R•Home: How did you get your start in rug weaving?
Julie Janeczek: I went to VCU for apparel design and fiber. And, I actually hated weaving when I first learned. … When I started working here [Visual Arts Center], I started teaching other classes, and then they needed a weaving teacher for the kids in the summer, and I said I could do that. … It rekindled my enjoyment of it, and I've been teaching weaving pretty solidly ever since. It's now something that
I really enjoy.
R•Home: How often do you teach?
Janeczek: I teach adults floor-loom weaving on Sundays. I also teach a tapestry-weaving class for a senior group called Studio S that meets on Friday mornings. That is really fun, and they are very vivacious.
R•Home: What kind of students do you teach in your adult class? Do they have an artistic background?
Janeczek: All kinds. I have people that have come [from] as far as Charlottesville or the beach and come once a week. I have people sign up for the class because they walked by the windows and saw these machines and were like, "What is that? I have to know what that is." And then I have people who are big knitters or crocheters, and it's a natural next step. And because the equipment is so large and expensive and takes a lot to maintain, I have students who have been taking every weaving session with me for two or three years, and they are now getting their own equipment.
R•Home: What kinds of rugs do you weave and what kinds of fibers do you use?
Janeczek: I like to use natural fibers — so, cotton, silk, sometimes rayon. Most of the rugs that I make now are cotton and silk. And a lot of the silk is leftover from the film Lincoln. A lot of the silk came from that — drapery silk.
R•Home: What did you
do for Lincoln?
Janeczek: I was doing set dressing and drapery — so, sewing and upholstering and all that interior stuff.
R•Home: Why did you decide to start selling your rugs?

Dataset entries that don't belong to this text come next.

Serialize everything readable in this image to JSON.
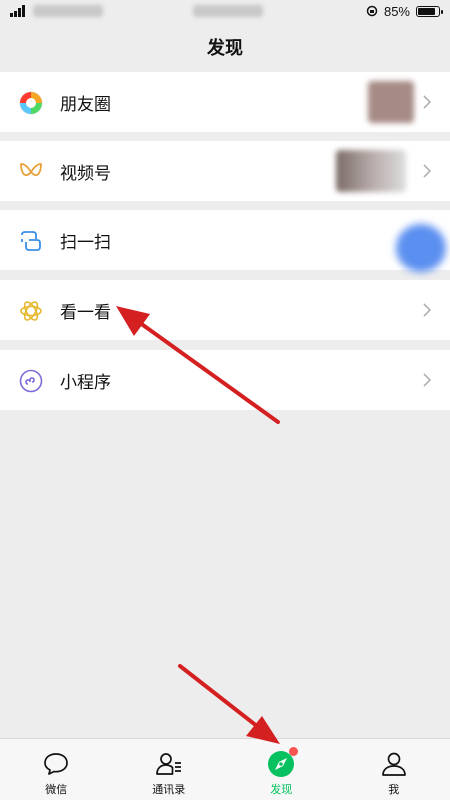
{
  "status": {
    "battery": "85%",
    "battery_level": 0.85
  },
  "header": {
    "title": "发现"
  },
  "menu": {
    "moments": "朋友圈",
    "channels": "视频号",
    "scan": "扫一扫",
    "top_stories": "看一看",
    "mini_programs": "小程序"
  },
  "tabbar": {
    "chats": "微信",
    "contacts": "通讯录",
    "discover": "发现",
    "me": "我",
    "active_color": "#07c160"
  },
  "annotations": {
    "arrow_color": "#d42020"
  }
}
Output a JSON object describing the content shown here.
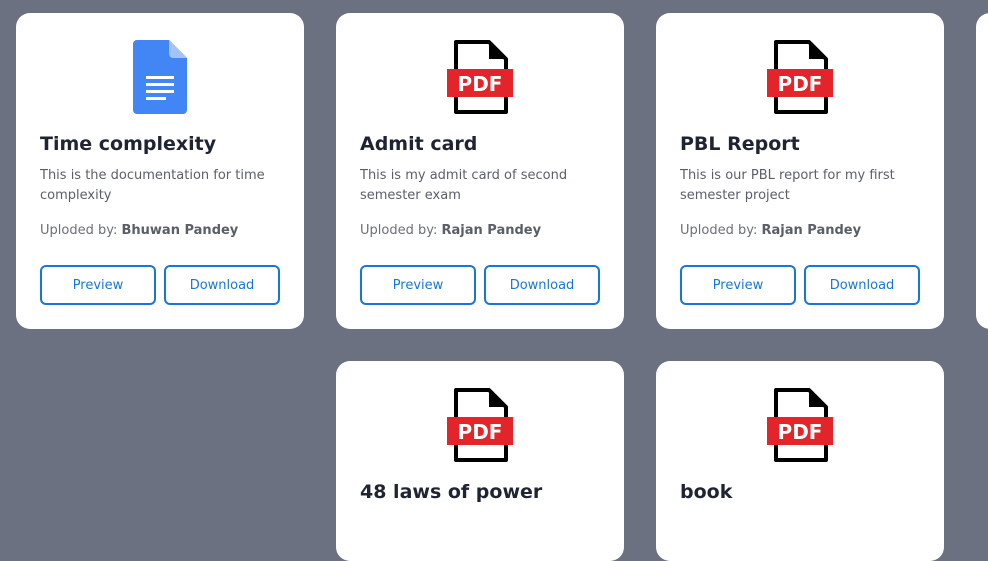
{
  "uploaded_prefix": "Uploded by:",
  "preview_label": "Preview",
  "download_label": "Download",
  "cards": [
    {
      "icon": "google-docs-icon",
      "title": "Time complexity",
      "description": "This is the documentation for time complexity",
      "uploader": "Bhuwan Pandey"
    },
    {
      "icon": "pdf-icon",
      "title": "Admit card",
      "description": "This is my admit card of second semester exam",
      "uploader": "Rajan Pandey"
    },
    {
      "icon": "pdf-icon",
      "title": "PBL Report",
      "description": "This is our PBL report for my first semester project",
      "uploader": "Rajan Pandey"
    },
    {
      "icon": "pdf-icon",
      "title": "48 laws of power"
    },
    {
      "icon": "pdf-icon",
      "title": "book"
    }
  ],
  "colors": {
    "background": "#6b7180",
    "accent": "#1877d6",
    "pdf_red": "#e3242b",
    "doc_blue": "#4285f4"
  }
}
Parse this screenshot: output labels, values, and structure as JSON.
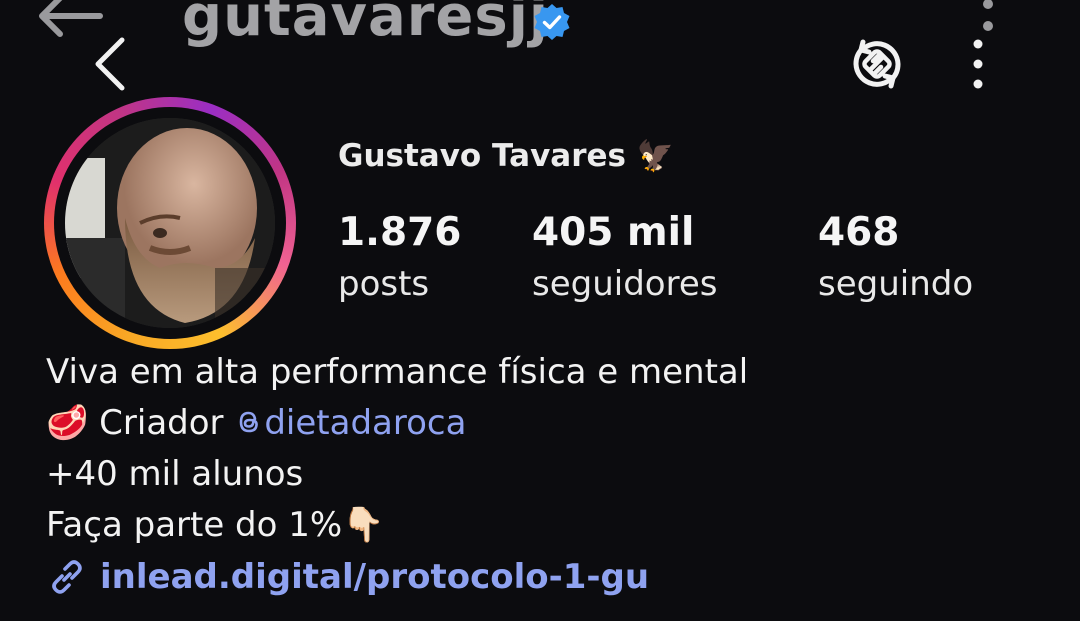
{
  "header": {
    "username": "gutavaresjj",
    "verified": true,
    "back_icon": "chevron-left-icon",
    "sync_icon": "sync-icon",
    "more_icon": "more-vertical-icon"
  },
  "profile": {
    "display_name": "Gustavo Tavares",
    "name_emoji": "🦅",
    "stats": [
      {
        "value": "1.876",
        "label": "posts"
      },
      {
        "value": "405 mil",
        "label": "seguidores"
      },
      {
        "value": "468",
        "label": "seguindo"
      }
    ]
  },
  "bio": {
    "line1": "Viva em alta performance física e mental",
    "line2_emoji": "🥩",
    "line2_text": "Criador",
    "line2_mention": "dietadaroca",
    "line3": "+40 mil alunos",
    "line4_text": "Faça parte do 1%",
    "line4_emoji": "👇🏻",
    "link": "inlead.digital/protocolo-1-gu"
  },
  "colors": {
    "background": "#0c0c0f",
    "link": "#8fa2f0",
    "verified": "#3897f0"
  }
}
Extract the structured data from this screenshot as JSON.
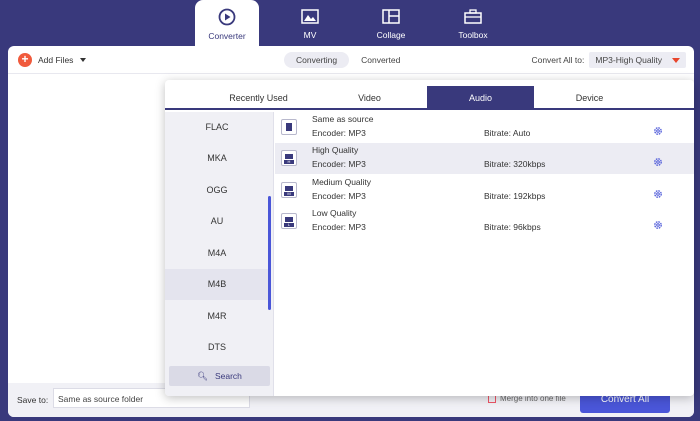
{
  "nav": {
    "items": [
      {
        "label": "Converter",
        "icon": "converter-icon",
        "active": true
      },
      {
        "label": "MV",
        "icon": "mv-icon",
        "active": false
      },
      {
        "label": "Collage",
        "icon": "collage-icon",
        "active": false
      },
      {
        "label": "Toolbox",
        "icon": "toolbox-icon",
        "active": false
      }
    ]
  },
  "toolbar": {
    "add_files": "Add Files",
    "tabs": [
      "Converting",
      "Converted"
    ],
    "convert_all_label": "Convert All to:",
    "convert_all_value": "MP3-High Quality"
  },
  "popup": {
    "tabs": [
      "Recently Used",
      "Video",
      "Audio",
      "Device"
    ],
    "active_tab": "Audio",
    "formats": [
      "FLAC",
      "MKA",
      "OGG",
      "AU",
      "M4A",
      "M4B",
      "M4R",
      "DTS"
    ],
    "selected_format": "M4B",
    "search_label": "Search",
    "qualities": [
      {
        "name": "Same as source",
        "encoder": "Encoder: MP3",
        "bitrate": "Bitrate: Auto"
      },
      {
        "name": "High Quality",
        "encoder": "Encoder: MP3",
        "bitrate": "Bitrate: 320kbps"
      },
      {
        "name": "Medium Quality",
        "encoder": "Encoder: MP3",
        "bitrate": "Bitrate: 192kbps"
      },
      {
        "name": "Low Quality",
        "encoder": "Encoder: MP3",
        "bitrate": "Bitrate: 96kbps"
      }
    ],
    "quality_badges": [
      "",
      "H",
      "M",
      "L"
    ]
  },
  "bottom": {
    "save_to_label": "Save to:",
    "save_to_value": "Same as source folder",
    "merge_label": "Merge into one file",
    "convert_all_button": "Convert All"
  },
  "colors": {
    "brand": "#39397c",
    "accent": "#4a56d8",
    "add": "#f05a3c"
  }
}
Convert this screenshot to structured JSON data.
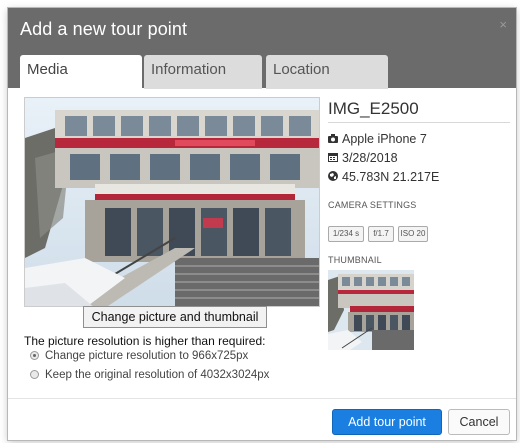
{
  "dialog": {
    "title": "Add a new tour point",
    "close_glyph": "×"
  },
  "tabs": [
    {
      "label": "Media",
      "active": true
    },
    {
      "label": "Information",
      "active": false
    },
    {
      "label": "Location",
      "active": false
    }
  ],
  "media": {
    "change_button": "Change picture and thumbnail",
    "resolution_message": "The picture resolution is higher than required:",
    "options": [
      {
        "label": "Change picture resolution to 966x725px",
        "checked": true
      },
      {
        "label": "Keep the original resolution of 4032x3024px",
        "checked": false
      }
    ]
  },
  "details": {
    "name": "IMG_E2500",
    "camera": "Apple iPhone 7",
    "date": "3/28/2018",
    "coordinates": "45.783N 21.217E",
    "camera_settings_label": "CAMERA SETTINGS",
    "settings": [
      "1/234 s",
      "f/1.7",
      "ISO 20"
    ],
    "thumbnail_label": "THUMBNAIL"
  },
  "icons": {
    "camera": "camera-icon",
    "calendar": "calendar-icon",
    "location": "globe-icon"
  },
  "footer": {
    "add_label": "Add tour point",
    "cancel_label": "Cancel"
  },
  "colors": {
    "header": "#6b6b6b",
    "primary": "#1a7fe0"
  }
}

Janeczek: I started making rugs for myself and my friends, and then I noticed that there wasn't a lot of weaving happening in the Etsy community and creative communities because it's so specialized. But it's gaining a lot of popularity, and people want to learn it. When my sister and I were conceiving our business, which was a little less than a year ago, I thought I'd make a run of rugs and see what kind of feedback we got. We opened our Etsy store in September , so it hasn't been long.
R•Home: What other items do you and your sister sell on your Etsy site?
Janeczek: A lot of vintage housewares and handmade pillows, and hand-dyed textiles, and kitchen towels and cloth napkins.